In this paper, a (2 + 1)-dimensional variable-coefficients Calogero–Bogoyavlenskii–Schiff (vcCBS) equation is studied. The infinitesimal generators and symmetry groups are obtained by using the Lie symmetry analysis on vcCBS. The optimal system of one-dimensional subalgebras of vcCBS is computed for determining the group-invariant solutions. On this basis, the vcCBS is reduced to two-dimensional partial differential equations (PDEs) by similarity reductions.

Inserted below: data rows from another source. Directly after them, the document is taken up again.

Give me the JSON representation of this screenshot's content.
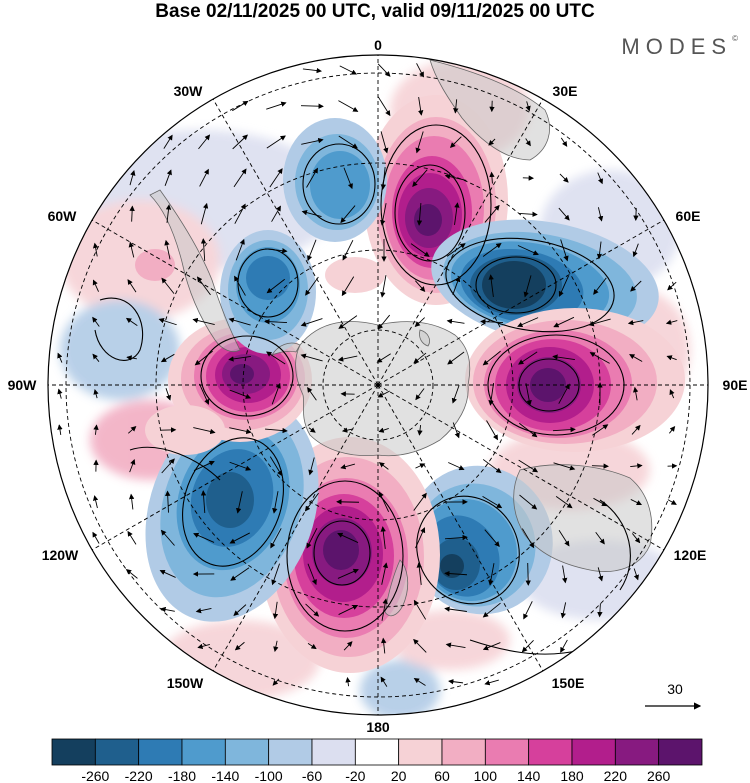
{
  "title": "Base 02/11/2025 00 UTC, valid 09/11/2025 00 UTC",
  "brand": "MODES",
  "brand_mark": "©",
  "map": {
    "projection": "south polar stereographic",
    "longitude_labels": {
      "top": "0",
      "e30": "30E",
      "e60": "60E",
      "e90": "90E",
      "e120": "120E",
      "e150": "150E",
      "bottom": "180",
      "w150": "150W",
      "w120": "120W",
      "w90": "90W",
      "w60": "60W",
      "w30": "30W"
    },
    "vector_reference": {
      "label": "30"
    }
  },
  "colorbar": {
    "ticks": [
      "-260",
      "-220",
      "-180",
      "-140",
      "-100",
      "-60",
      "-20",
      "20",
      "60",
      "100",
      "140",
      "180",
      "220",
      "260"
    ],
    "colors": [
      "#143f5e",
      "#1f5f8d",
      "#2e7bb4",
      "#4f9bcd",
      "#7fb6dc",
      "#b1cbe6",
      "#dcdff0",
      "#ffffff",
      "#f6d2d6",
      "#f2aec3",
      "#ea7cb1",
      "#d6409c",
      "#b21e8c",
      "#871a80",
      "#5c146c"
    ]
  },
  "anomaly_centers": [
    {
      "name": "pos-30e",
      "value": 260
    },
    {
      "name": "neg-60e",
      "value": -260
    },
    {
      "name": "pos-90e",
      "value": 260
    },
    {
      "name": "neg-130e",
      "value": -220
    },
    {
      "name": "pos-180",
      "value": 260
    },
    {
      "name": "neg-125w",
      "value": -180
    },
    {
      "name": "pos-90w",
      "value": 260
    },
    {
      "name": "neg-60w",
      "value": -180
    },
    {
      "name": "neg-15w",
      "value": -140
    }
  ]
}
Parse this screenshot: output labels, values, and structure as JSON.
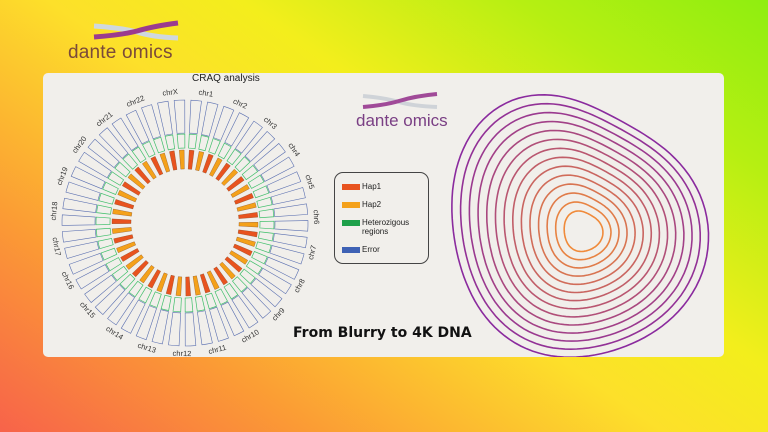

Furthermore, the reduced PDEs are solved to obtain the two-soliton interaction solution, the soliton-kink interaction solution and some other exact solutions by the (G′ G )-expansion method. Moreover, it is shown that vcCBS is nonlinearly self-adjoint and then its conservation laws are calculated.

中文翻译：

---

Lie 对称性分析、精确解、变系数 Calogero–Bogoyavlenskii–Schiff 方程的守恒定律

在本文中，一个(2 + 1)研究了维变量系数Calogero-Bogoyavlenskii-Schiff (vcCBS) 方程。通过对vcCBS进行李对称分析，得到了无穷小的生成元和对称群。计算vcCBS的一维子代数的最优系统以确定群不变解。在此基础上，vcCBS 通过相似性减少简化为二维偏微分方程 (PDE)。此外，通过求解简化的偏微分方程，得到双孤子相互作用解、孤子-扭结相互作用解和其他一些精确解(G' G )- 扩展方法。此外，证明了vcCBS是非线性自伴随的，然后计算了它的守恒定律。